Autores principais:Santos,M
Outros Autores:Almeida,A; Chagas,D
Assunto:bola suíça saúde ocupacional medicina do trabalho enfermagem do trabalho e segurança no trabalho
Ano:2025
País:Portugal
Tipo de documento:artigo
Tipo de acesso:acesso aberto
Instituição associada:Fundação para a Ciência e Tecnologia
Idioma:português
Origem:SciELO Portugal
Descrição
Resumo:RESUMO Introdução/enquadramento/objetivos: A Bola Suíça é razoavelmente frequente em ginásios e outros locais de treino, sendo que a dada altura vários indivíduos defenderam a sua utilização em locais de trabalho e até de ensino. Pretende-se com esta revisão perceber se existe investigação robusta sobre o tema e quais as conclusões da mesma, de forma a se poder aconselhar ou não o seu uso (e, em caso afirmativo, em que moldes), sobretudo em contexto laboral. Metodologia: Trata-se de uma Revisão Bibliográfica, iniciada através de uma pesquisa realizada em abril de 2024 nas bases de dados “CINALH plus with full text, Medline with full text, Database of Abstracts of Reviews of Effects, Cochrane Central Register of Controlled Trials, Cochrane Database of Systematic Reviews, Cochrane Methodology Register, Nursing and Allied Health Collection: comprehensive, MedicLatina e RCAAP”. Conteúdo: Ela é usada há mais de 40 anos. Inicialmente era de menor dimensão, direcionada para crianças e só depois passou a ser utilizada em adultos com alterações ortopédicas e/ou neurológicas, em contexto de fisioterapia. Contudo, desde o século II AC que alguns filósofos gregos defendiam os benefícios do exercício com uma bola. Para além disso, a maioria considera que as bolas têm uma dimensão lúdica associada. Nos EUA este objeto era designado desta forma porque a maioria dos terapeutas conheceu o objeto nesse país europeu; posteriormente, na década de 90 este objeto passou a ser também utilizado na América do Sul.

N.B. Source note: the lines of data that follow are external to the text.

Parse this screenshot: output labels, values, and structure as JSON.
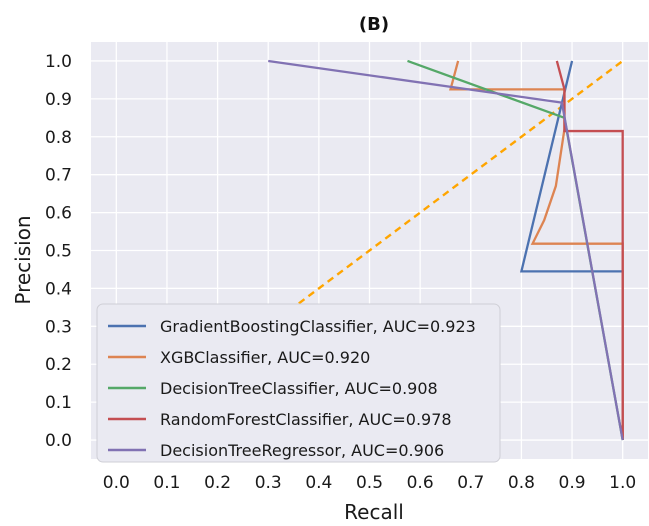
{
  "chart_data": {
    "type": "line",
    "title": "(B)",
    "xlabel": "Recall",
    "ylabel": "Precision",
    "xlim": [
      -0.05,
      1.05
    ],
    "ylim": [
      -0.05,
      1.05
    ],
    "xticks": [
      "0.0",
      "0.1",
      "0.2",
      "0.3",
      "0.4",
      "0.5",
      "0.6",
      "0.7",
      "0.8",
      "0.9",
      "1.0"
    ],
    "yticks": [
      "0.0",
      "0.1",
      "0.2",
      "0.3",
      "0.4",
      "0.5",
      "0.6",
      "0.7",
      "0.8",
      "0.9",
      "1.0"
    ],
    "grid": true,
    "legend_position": "lower-left",
    "background_color": "#eaeaf2",
    "grid_color": "#ffffff",
    "series": [
      {
        "name": "GradientBoostingClassifier, AUC=0.923",
        "color": "#4c72b0",
        "x": [
          1.0,
          1.0,
          0.8,
          0.9,
          0.9
        ],
        "y": [
          0.0,
          0.445,
          0.445,
          1.0,
          1.0
        ]
      },
      {
        "name": "XGBClassifier, AUC=0.920",
        "color": "#dd8452",
        "x": [
          1.0,
          1.0,
          0.822,
          0.845,
          0.868,
          0.885,
          0.885,
          0.66,
          0.675
        ],
        "y": [
          0.0,
          0.518,
          0.518,
          0.58,
          0.67,
          0.82,
          0.925,
          0.925,
          1.0
        ]
      },
      {
        "name": "DecisionTreeClassifier, AUC=0.908",
        "color": "#55a868",
        "x": [
          1.0,
          0.885,
          0.575
        ],
        "y": [
          0.0,
          0.85,
          1.0
        ]
      },
      {
        "name": "RandomForestClassifier, AUC=0.978",
        "color": "#c44e52",
        "x": [
          1.0,
          1.0,
          0.885,
          0.885,
          0.87
        ],
        "y": [
          0.0,
          0.815,
          0.815,
          0.925,
          1.0
        ]
      },
      {
        "name": "DecisionTreeRegressor, AUC=0.906",
        "color": "#8172b3",
        "x": [
          1.0,
          0.88,
          0.3
        ],
        "y": [
          0.0,
          0.89,
          1.0
        ]
      }
    ],
    "reference_line": {
      "color": "#ffa500",
      "style": "dashed",
      "x": [
        0.0,
        1.0
      ],
      "y": [
        0.0,
        1.0
      ]
    }
  }
}
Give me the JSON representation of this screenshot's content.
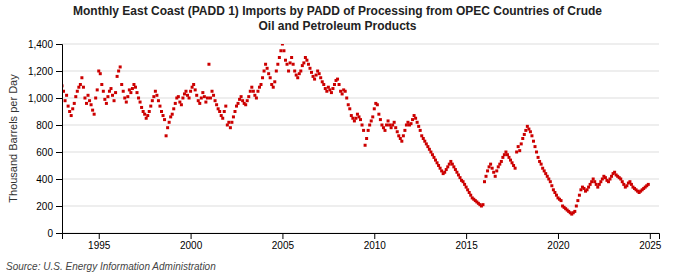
{
  "chart_data": {
    "type": "scatter",
    "title": "Monthly East Coast (PADD 1) Imports by PADD of Processing from OPEC Countries of Crude\nOil and Petroleum Products",
    "ylabel": "Thousand Barrels per Day",
    "source": "Source: U.S. Energy Information Administration",
    "color": "#CC0000",
    "marker": "square",
    "grid": true,
    "xlim": [
      1993.0,
      2025.5
    ],
    "xticks": [
      1995,
      2000,
      2005,
      2010,
      2015,
      2020,
      2025
    ],
    "ylim": [
      0,
      1400
    ],
    "yticks": [
      0,
      200,
      400,
      600,
      800,
      {
        "value": 1000,
        "label": "1,000"
      },
      {
        "value": 1200,
        "label": "1,200"
      },
      {
        "value": 1400,
        "label": "1,400"
      }
    ],
    "x": [
      1993.0,
      1993.083,
      1993.167,
      1993.25,
      1993.333,
      1993.417,
      1993.5,
      1993.583,
      1993.667,
      1993.75,
      1993.833,
      1993.917,
      1994.0,
      1994.083,
      1994.167,
      1994.25,
      1994.333,
      1994.417,
      1994.5,
      1994.583,
      1994.667,
      1994.75,
      1994.833,
      1994.917,
      1995.0,
      1995.083,
      1995.167,
      1995.25,
      1995.333,
      1995.417,
      1995.5,
      1995.583,
      1995.667,
      1995.75,
      1995.833,
      1995.917,
      1996.0,
      1996.083,
      1996.167,
      1996.25,
      1996.333,
      1996.417,
      1996.5,
      1996.583,
      1996.667,
      1996.75,
      1996.833,
      1996.917,
      1997.0,
      1997.083,
      1997.167,
      1997.25,
      1997.333,
      1997.417,
      1997.5,
      1997.583,
      1997.667,
      1997.75,
      1997.833,
      1997.917,
      1998.0,
      1998.083,
      1998.167,
      1998.25,
      1998.333,
      1998.417,
      1998.5,
      1998.583,
      1998.667,
      1998.75,
      1998.833,
      1998.917,
      1999.0,
      1999.083,
      1999.167,
      1999.25,
      1999.333,
      1999.417,
      1999.5,
      1999.583,
      1999.667,
      1999.75,
      1999.833,
      1999.917,
      2000.0,
      2000.083,
      2000.167,
      2000.25,
      2000.333,
      2000.417,
      2000.5,
      2000.583,
      2000.667,
      2000.75,
      2000.833,
      2000.917,
      2001.0,
      2001.083,
      2001.167,
      2001.25,
      2001.333,
      2001.417,
      2001.5,
      2001.583,
      2001.667,
      2001.75,
      2001.833,
      2001.917,
      2002.0,
      2002.083,
      2002.167,
      2002.25,
      2002.333,
      2002.417,
      2002.5,
      2002.583,
      2002.667,
      2002.75,
      2002.833,
      2002.917,
      2003.0,
      2003.083,
      2003.167,
      2003.25,
      2003.333,
      2003.417,
      2003.5,
      2003.583,
      2003.667,
      2003.75,
      2003.833,
      2003.917,
      2004.0,
      2004.083,
      2004.167,
      2004.25,
      2004.333,
      2004.417,
      2004.5,
      2004.583,
      2004.667,
      2004.75,
      2004.833,
      2004.917,
      2005.0,
      2005.083,
      2005.167,
      2005.25,
      2005.333,
      2005.417,
      2005.5,
      2005.583,
      2005.667,
      2005.75,
      2005.833,
      2005.917,
      2006.0,
      2006.083,
      2006.167,
      2006.25,
      2006.333,
      2006.417,
      2006.5,
      2006.583,
      2006.667,
      2006.75,
      2006.833,
      2006.917,
      2007.0,
      2007.083,
      2007.167,
      2007.25,
      2007.333,
      2007.417,
      2007.5,
      2007.583,
      2007.667,
      2007.75,
      2007.833,
      2007.917,
      2008.0,
      2008.083,
      2008.167,
      2008.25,
      2008.333,
      2008.417,
      2008.5,
      2008.583,
      2008.667,
      2008.75,
      2008.833,
      2008.917,
      2009.0,
      2009.083,
      2009.167,
      2009.25,
      2009.333,
      2009.417,
      2009.5,
      2009.583,
      2009.667,
      2009.75,
      2009.833,
      2009.917,
      2010.0,
      2010.083,
      2010.167,
      2010.25,
      2010.333,
      2010.417,
      2010.5,
      2010.583,
      2010.667,
      2010.75,
      2010.833,
      2010.917,
      2011.0,
      2011.083,
      2011.167,
      2011.25,
      2011.333,
      2011.417,
      2011.5,
      2011.583,
      2011.667,
      2011.75,
      2011.833,
      2011.917,
      2012.0,
      2012.083,
      2012.167,
      2012.25,
      2012.333,
      2012.417,
      2012.5,
      2012.583,
      2012.667,
      2012.75,
      2012.833,
      2012.917,
      2013.0,
      2013.083,
      2013.167,
      2013.25,
      2013.333,
      2013.417,
      2013.5,
      2013.583,
      2013.667,
      2013.75,
      2013.833,
      2013.917,
      2014.0,
      2014.083,
      2014.167,
      2014.25,
      2014.333,
      2014.417,
      2014.5,
      2014.583,
      2014.667,
      2014.75,
      2014.833,
      2014.917,
      2015.0,
      2015.083,
      2015.167,
      2015.25,
      2015.333,
      2015.417,
      2015.5,
      2015.583,
      2015.667,
      2015.75,
      2015.833,
      2015.917,
      2016.0,
      2016.083,
      2016.167,
      2016.25,
      2016.333,
      2016.417,
      2016.5,
      2016.583,
      2016.667,
      2016.75,
      2016.833,
      2016.917,
      2017.0,
      2017.083,
      2017.167,
      2017.25,
      2017.333,
      2017.417,
      2017.5,
      2017.583,
      2017.667,
      2017.75,
      2017.833,
      2017.917,
      2018.0,
      2018.083,
      2018.167,
      2018.25,
      2018.333,
      2018.417,
      2018.5,
      2018.583,
      2018.667,
      2018.75,
      2018.833,
      2018.917,
      2019.0,
      2019.083,
      2019.167,
      2019.25,
      2019.333,
      2019.417,
      2019.5,
      2019.583,
      2019.667,
      2019.75,
      2019.833,
      2019.917,
      2020.0,
      2020.083,
      2020.167,
      2020.25,
      2020.333,
      2020.417,
      2020.5,
      2020.583,
      2020.667,
      2020.75,
      2020.833,
      2020.917,
      2021.0,
      2021.083,
      2021.167,
      2021.25,
      2021.333,
      2021.417,
      2021.5,
      2021.583,
      2021.667,
      2021.75,
      2021.833,
      2021.917,
      2022.0,
      2022.083,
      2022.167,
      2022.25,
      2022.333,
      2022.417,
      2022.5,
      2022.583,
      2022.667,
      2022.75,
      2022.833,
      2022.917,
      2023.0,
      2023.083,
      2023.167,
      2023.25,
      2023.333,
      2023.417,
      2023.5,
      2023.583,
      2023.667,
      2023.75,
      2023.833,
      2023.917,
      2024.0,
      2024.083,
      2024.167,
      2024.25,
      2024.333,
      2024.417,
      2024.5,
      2024.583,
      2024.667,
      2024.75,
      2024.833,
      2024.917
    ],
    "values": [
      1090,
      1050,
      980,
      1020,
      940,
      900,
      870,
      920,
      960,
      1010,
      1050,
      1080,
      1100,
      1150,
      1080,
      1000,
      960,
      1020,
      980,
      950,
      910,
      880,
      1000,
      1060,
      1200,
      1180,
      1100,
      1050,
      990,
      960,
      1010,
      1050,
      1070,
      1020,
      980,
      1040,
      1160,
      1200,
      1230,
      1100,
      1050,
      1000,
      970,
      1010,
      1060,
      1040,
      1070,
      1100,
      1080,
      1040,
      1000,
      970,
      930,
      900,
      880,
      850,
      870,
      900,
      940,
      980,
      1010,
      1050,
      1020,
      980,
      940,
      900,
      870,
      840,
      720,
      780,
      820,
      860,
      880,
      920,
      960,
      1000,
      1010,
      970,
      950,
      1000,
      1030,
      1050,
      1020,
      1000,
      1050,
      1080,
      1100,
      1060,
      1020,
      980,
      960,
      1000,
      1040,
      1010,
      970,
      1000,
      1250,
      1000,
      1050,
      1020,
      980,
      950,
      920,
      900,
      870,
      850,
      900,
      940,
      800,
      820,
      780,
      820,
      860,
      900,
      940,
      960,
      990,
      1010,
      980,
      960,
      950,
      980,
      1010,
      1050,
      1080,
      1050,
      1020,
      1000,
      1050,
      1080,
      1100,
      1150,
      1200,
      1250,
      1220,
      1180,
      1150,
      1100,
      1080,
      1120,
      1200,
      1250,
      1300,
      1350,
      1400,
      1350,
      1280,
      1250,
      1200,
      1260,
      1300,
      1250,
      1200,
      1170,
      1150,
      1180,
      1200,
      1240,
      1260,
      1300,
      1280,
      1250,
      1220,
      1190,
      1160,
      1140,
      1170,
      1200,
      1180,
      1150,
      1120,
      1100,
      1070,
      1050,
      1080,
      1060,
      1040,
      1070,
      1100,
      1130,
      1140,
      1100,
      1050,
      1030,
      1060,
      1050,
      1000,
      950,
      920,
      870,
      850,
      830,
      850,
      880,
      860,
      840,
      800,
      760,
      650,
      700,
      760,
      800,
      830,
      860,
      920,
      960,
      950,
      880,
      840,
      800,
      780,
      760,
      800,
      830,
      800,
      780,
      800,
      820,
      780,
      750,
      720,
      700,
      680,
      720,
      760,
      800,
      820,
      800,
      810,
      840,
      870,
      850,
      820,
      790,
      760,
      720,
      700,
      680,
      660,
      640,
      620,
      600,
      580,
      560,
      540,
      520,
      500,
      480,
      460,
      440,
      450,
      470,
      490,
      510,
      530,
      510,
      490,
      470,
      450,
      430,
      410,
      390,
      380,
      360,
      340,
      320,
      300,
      280,
      260,
      250,
      240,
      230,
      220,
      210,
      200,
      210,
      380,
      420,
      460,
      490,
      510,
      480,
      450,
      420,
      460,
      490,
      510,
      530,
      560,
      580,
      600,
      580,
      560,
      540,
      520,
      500,
      480,
      600,
      640,
      610,
      660,
      700,
      730,
      760,
      790,
      770,
      750,
      720,
      680,
      640,
      600,
      560,
      530,
      510,
      480,
      460,
      440,
      420,
      400,
      380,
      350,
      320,
      300,
      280,
      260,
      250,
      240,
      200,
      190,
      180,
      170,
      160,
      150,
      140,
      150,
      160,
      200,
      240,
      280,
      320,
      340,
      330,
      310,
      320,
      340,
      360,
      380,
      400,
      380,
      360,
      340,
      360,
      380,
      400,
      420,
      410,
      390,
      380,
      400,
      420,
      440,
      450,
      430,
      420,
      410,
      400,
      380,
      360,
      340,
      350,
      370,
      380,
      360,
      340,
      330,
      320,
      310,
      300,
      310,
      320,
      330,
      340,
      350,
      360
    ]
  }
}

Outros autores também designaram por "fit ball". Mais recentemente é também utilizada por personal trainers e indivíduos que pretendem melhorias físicas e/ou fazer prevenção de alguns problemas. O custo é considerado baixo, o uso é agradável e os resultados satisfatórios. Discussão e Conclusões: Apesar de não existirem estudos muito robustos sobre o tema, a generalidade dos investigadores considera que este instrumento tem utilidade em contexto ocupacional (por exemplo, inserido num programa de ginástica laboral), ainda que as recomendações de usar o mesmo como assento, sobretudo por períodos prolongados, pareça apresentar mais desvantagens que benefícios.